10:00 - 10:15 | Opening Remarks |
10:15 - 11:00 | Amir Beck (Technion) |
11:00 - 11:15 | Coffee Break |
11:15 - 12:00 | Dima Drusvyatskiy (University of Washington) |
12:00 - 12:45 | Dan Garber (TTI Chicago) |
12:45 - 14:15 | Lunch |
14:15 - 15:00 | Michael Zibulevsky (Technion) | 15:00 - 15:30 | Coffee Break |
15:30 - 16:30 | Ronny Ben Tal (Technion) |
16:30 - 17:15 | Boris Polyak (Institute for Control Sciences, Russian Academy of Sciences) |
In recent years, due to the “big data” revolution, large-scale and even huge-scale applications have started to emerge, and consequently the need for new, fast and reliable decomposition methods has become evident. We consider several classes of block descent methods that involve the solution of many simple optimization subproblems of small dimension in place of the original problem. Rates of convergence of different variants will be explored.

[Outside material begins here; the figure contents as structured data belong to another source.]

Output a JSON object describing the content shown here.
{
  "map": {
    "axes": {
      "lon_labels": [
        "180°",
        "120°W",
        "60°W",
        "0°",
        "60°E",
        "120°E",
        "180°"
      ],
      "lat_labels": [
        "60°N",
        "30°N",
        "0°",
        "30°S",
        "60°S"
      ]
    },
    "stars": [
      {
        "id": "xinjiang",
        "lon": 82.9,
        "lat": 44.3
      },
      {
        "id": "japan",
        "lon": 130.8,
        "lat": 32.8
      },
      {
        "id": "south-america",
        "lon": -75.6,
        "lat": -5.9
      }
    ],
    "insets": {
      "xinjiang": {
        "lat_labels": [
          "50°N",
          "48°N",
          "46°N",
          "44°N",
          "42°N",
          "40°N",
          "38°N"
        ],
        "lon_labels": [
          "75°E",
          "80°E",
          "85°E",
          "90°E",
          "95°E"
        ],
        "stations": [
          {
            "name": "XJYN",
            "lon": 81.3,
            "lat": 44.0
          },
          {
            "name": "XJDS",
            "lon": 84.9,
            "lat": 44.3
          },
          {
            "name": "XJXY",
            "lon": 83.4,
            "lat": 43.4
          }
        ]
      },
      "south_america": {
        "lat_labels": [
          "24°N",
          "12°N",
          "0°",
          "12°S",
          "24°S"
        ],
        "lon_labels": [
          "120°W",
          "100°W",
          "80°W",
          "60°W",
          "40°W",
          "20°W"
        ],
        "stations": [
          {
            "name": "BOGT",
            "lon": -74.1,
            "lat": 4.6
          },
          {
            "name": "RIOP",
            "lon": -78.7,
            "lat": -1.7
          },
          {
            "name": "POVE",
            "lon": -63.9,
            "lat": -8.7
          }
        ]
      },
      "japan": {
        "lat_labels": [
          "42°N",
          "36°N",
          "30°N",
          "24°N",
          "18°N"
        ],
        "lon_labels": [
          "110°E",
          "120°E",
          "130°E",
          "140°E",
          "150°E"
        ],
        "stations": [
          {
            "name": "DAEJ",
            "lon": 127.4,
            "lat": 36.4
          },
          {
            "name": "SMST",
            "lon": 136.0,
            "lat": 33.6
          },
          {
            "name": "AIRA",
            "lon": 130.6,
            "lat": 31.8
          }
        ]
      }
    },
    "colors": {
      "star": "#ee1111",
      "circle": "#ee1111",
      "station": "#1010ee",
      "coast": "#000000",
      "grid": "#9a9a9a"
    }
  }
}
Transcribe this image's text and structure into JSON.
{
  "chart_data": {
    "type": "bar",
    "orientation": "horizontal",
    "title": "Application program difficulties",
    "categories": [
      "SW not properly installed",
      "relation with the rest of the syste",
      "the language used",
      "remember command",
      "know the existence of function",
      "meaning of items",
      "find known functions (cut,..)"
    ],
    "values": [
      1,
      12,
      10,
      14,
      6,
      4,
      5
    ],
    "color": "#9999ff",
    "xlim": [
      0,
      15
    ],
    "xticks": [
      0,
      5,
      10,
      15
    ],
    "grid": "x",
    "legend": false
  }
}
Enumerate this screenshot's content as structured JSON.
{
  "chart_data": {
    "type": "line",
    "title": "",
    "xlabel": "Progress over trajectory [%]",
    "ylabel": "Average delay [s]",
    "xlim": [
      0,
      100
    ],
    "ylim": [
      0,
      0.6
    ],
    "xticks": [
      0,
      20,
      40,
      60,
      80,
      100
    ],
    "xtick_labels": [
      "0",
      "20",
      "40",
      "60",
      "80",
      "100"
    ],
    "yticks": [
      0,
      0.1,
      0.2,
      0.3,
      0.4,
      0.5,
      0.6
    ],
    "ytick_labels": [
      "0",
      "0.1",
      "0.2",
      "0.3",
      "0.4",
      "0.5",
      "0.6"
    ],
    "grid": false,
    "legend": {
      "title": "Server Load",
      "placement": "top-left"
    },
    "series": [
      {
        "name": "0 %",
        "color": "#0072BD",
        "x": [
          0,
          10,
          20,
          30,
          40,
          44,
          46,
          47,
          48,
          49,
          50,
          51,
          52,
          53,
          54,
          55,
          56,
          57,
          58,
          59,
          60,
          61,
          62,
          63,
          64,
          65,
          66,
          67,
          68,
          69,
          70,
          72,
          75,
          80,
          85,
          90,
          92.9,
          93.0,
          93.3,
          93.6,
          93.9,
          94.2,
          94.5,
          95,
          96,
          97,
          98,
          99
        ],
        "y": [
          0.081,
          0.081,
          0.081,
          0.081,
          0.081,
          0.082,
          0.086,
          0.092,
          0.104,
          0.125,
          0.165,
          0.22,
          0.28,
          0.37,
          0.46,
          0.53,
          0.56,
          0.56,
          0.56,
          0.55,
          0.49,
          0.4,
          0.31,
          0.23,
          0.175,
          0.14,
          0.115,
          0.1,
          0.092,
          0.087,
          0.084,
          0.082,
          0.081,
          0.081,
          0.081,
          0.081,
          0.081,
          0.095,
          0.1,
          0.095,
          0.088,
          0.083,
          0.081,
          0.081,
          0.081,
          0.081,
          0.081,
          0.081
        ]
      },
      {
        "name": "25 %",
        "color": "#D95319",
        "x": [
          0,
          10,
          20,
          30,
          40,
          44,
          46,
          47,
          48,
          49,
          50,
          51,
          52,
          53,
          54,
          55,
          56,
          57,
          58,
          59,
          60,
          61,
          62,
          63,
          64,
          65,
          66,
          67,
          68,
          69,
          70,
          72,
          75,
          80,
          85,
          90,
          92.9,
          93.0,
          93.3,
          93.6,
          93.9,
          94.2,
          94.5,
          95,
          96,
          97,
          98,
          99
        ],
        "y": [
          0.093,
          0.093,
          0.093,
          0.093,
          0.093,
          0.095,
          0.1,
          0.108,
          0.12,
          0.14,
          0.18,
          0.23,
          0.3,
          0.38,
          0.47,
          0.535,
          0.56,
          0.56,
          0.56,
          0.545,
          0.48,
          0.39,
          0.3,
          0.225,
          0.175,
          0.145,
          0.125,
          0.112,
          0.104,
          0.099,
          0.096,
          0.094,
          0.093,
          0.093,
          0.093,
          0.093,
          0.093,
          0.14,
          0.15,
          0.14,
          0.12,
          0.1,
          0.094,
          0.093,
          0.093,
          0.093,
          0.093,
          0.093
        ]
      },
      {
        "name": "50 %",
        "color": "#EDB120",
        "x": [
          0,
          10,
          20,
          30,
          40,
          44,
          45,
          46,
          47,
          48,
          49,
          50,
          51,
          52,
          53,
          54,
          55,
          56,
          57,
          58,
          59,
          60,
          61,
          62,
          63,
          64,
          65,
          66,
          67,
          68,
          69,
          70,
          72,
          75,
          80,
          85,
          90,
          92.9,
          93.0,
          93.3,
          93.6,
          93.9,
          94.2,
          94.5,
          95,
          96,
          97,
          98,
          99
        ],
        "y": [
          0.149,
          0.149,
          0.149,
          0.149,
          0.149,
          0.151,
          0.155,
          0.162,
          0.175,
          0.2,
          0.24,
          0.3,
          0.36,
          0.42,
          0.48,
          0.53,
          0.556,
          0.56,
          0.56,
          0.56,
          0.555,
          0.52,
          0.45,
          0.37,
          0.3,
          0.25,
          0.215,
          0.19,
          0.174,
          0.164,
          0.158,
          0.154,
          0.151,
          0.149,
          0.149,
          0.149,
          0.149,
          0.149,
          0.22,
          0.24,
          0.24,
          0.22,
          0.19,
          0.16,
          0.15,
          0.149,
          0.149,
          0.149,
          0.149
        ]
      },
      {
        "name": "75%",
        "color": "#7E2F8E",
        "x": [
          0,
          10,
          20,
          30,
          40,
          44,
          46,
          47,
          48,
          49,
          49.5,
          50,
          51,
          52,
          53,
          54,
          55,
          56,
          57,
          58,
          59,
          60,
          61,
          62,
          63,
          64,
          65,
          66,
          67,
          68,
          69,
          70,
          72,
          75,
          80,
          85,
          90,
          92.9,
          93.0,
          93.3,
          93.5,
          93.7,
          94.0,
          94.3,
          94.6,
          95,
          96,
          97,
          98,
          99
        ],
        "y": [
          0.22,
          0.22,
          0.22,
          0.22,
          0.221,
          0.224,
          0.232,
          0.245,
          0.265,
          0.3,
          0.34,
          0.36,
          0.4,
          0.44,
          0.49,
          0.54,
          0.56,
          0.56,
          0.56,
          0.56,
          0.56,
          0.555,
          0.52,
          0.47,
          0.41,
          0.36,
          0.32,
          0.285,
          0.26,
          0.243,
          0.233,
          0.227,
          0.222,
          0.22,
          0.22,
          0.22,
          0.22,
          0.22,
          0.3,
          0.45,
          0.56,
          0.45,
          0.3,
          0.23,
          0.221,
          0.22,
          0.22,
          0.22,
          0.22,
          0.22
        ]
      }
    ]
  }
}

First-order methods with optimal convergence rates for smooth convex minimization have had a profound impact on computation. Two important downsides of such methods, often remarked in the literature, is a lack of geometric intuition and non-monotone behavior. I will begin by describing a new intuitive viewpoint on acceleration based on optimally averaging quadratic lower models of the function. Averaging only two quadratics at a time gives a new interpretation of the geometric descent method of Bubeck-Lee-Singh , while a longer sequence of quadratics yields limited memory extensions. Without convexity, best-known complexity bounds worsen to those achieved by simple gradient descent. In the second part of the talk, I will present a "universal" accelerated method for non-convex optimization, which automatically accelerates in presence of convexity. The scheme is in the same spirit as the universal catalyst of Lin-Mairal-Harchaoui for convex minimization. A large class of functions, not amenable to such techniques, consists of compositions of non-smooth convex functions and smooth maps. I will explain how, nonetheless, a combination of smoothing and acceleration yields a method with complexity O(1/e^3) in ``stationarity’’. This rate is appealing since in the smooth setting, the analogous complexity achieved by gradient descent, improves to O(1/e^2). Joint work with M. Fazel (U. Washington), Z. Harchaoui (U. Washington), A.S. Lewis (Cornell), H. Lin (Inria), J. Mairal (Inria), C. Paquette (U. Washington), S.Roy (U. Washington).
The conditional gradient method (aka Frank-Wolfe algorithm) has regained much interest in recent years. Part of this interest is in understanding the convergence rates achievable under various assumptions. In this talk we revisit a classical result by Polyak & Levitin who showed that when the feasible set is strongly convex and the gradient vector is lower bounded in magnitude by a constant everywhere in the set, the CG method converges with a linear rate. However, the assumption on the magnitude of the gradient can be very restrictive. In this talk we show that when both the objective and the feasible set are strongly convex (in fact a weaker assumption on the objective is required), and without any additional assumption on the magnitude of the gradient, the CG method converges with a rate of roughly 1/t^2, which gives a quadratic improvement over the standard convergence rate. This is joint work with Elad Hazan that was inspired by a fruitful discussion with Roman.
In this talk, we will study optimization problems with ambiguous stochastic constraints where only partial information consisting of means and dispersion measures of the underlying random parameter is available. Whereas the past literature used the variance as the dispersion measure, here we use the mean absolute deviation from the mean (MAD). The approach is based on the availability of tight upper and lower bounds on the expectation of a convex function of a random variable, first discovered in 1972. We then use these bounds to derive exact robust counterparts of expected feasibility of convex constraints and to construct new safe tractable approximations of chance constraints. We test the applicability of the theoretical results numerically on various practical problems in Operations Research and Engineering
This is an attempt to construct Newton-like methods for solving m nonlinear equations with n variables for m less than n. First we study solvability problem. Second novel methods are proposed which combine fast convergence and large attraction domain. The methods are specified for particular cases (scalar equations and inequalities, quadratic equations, systems with special structure).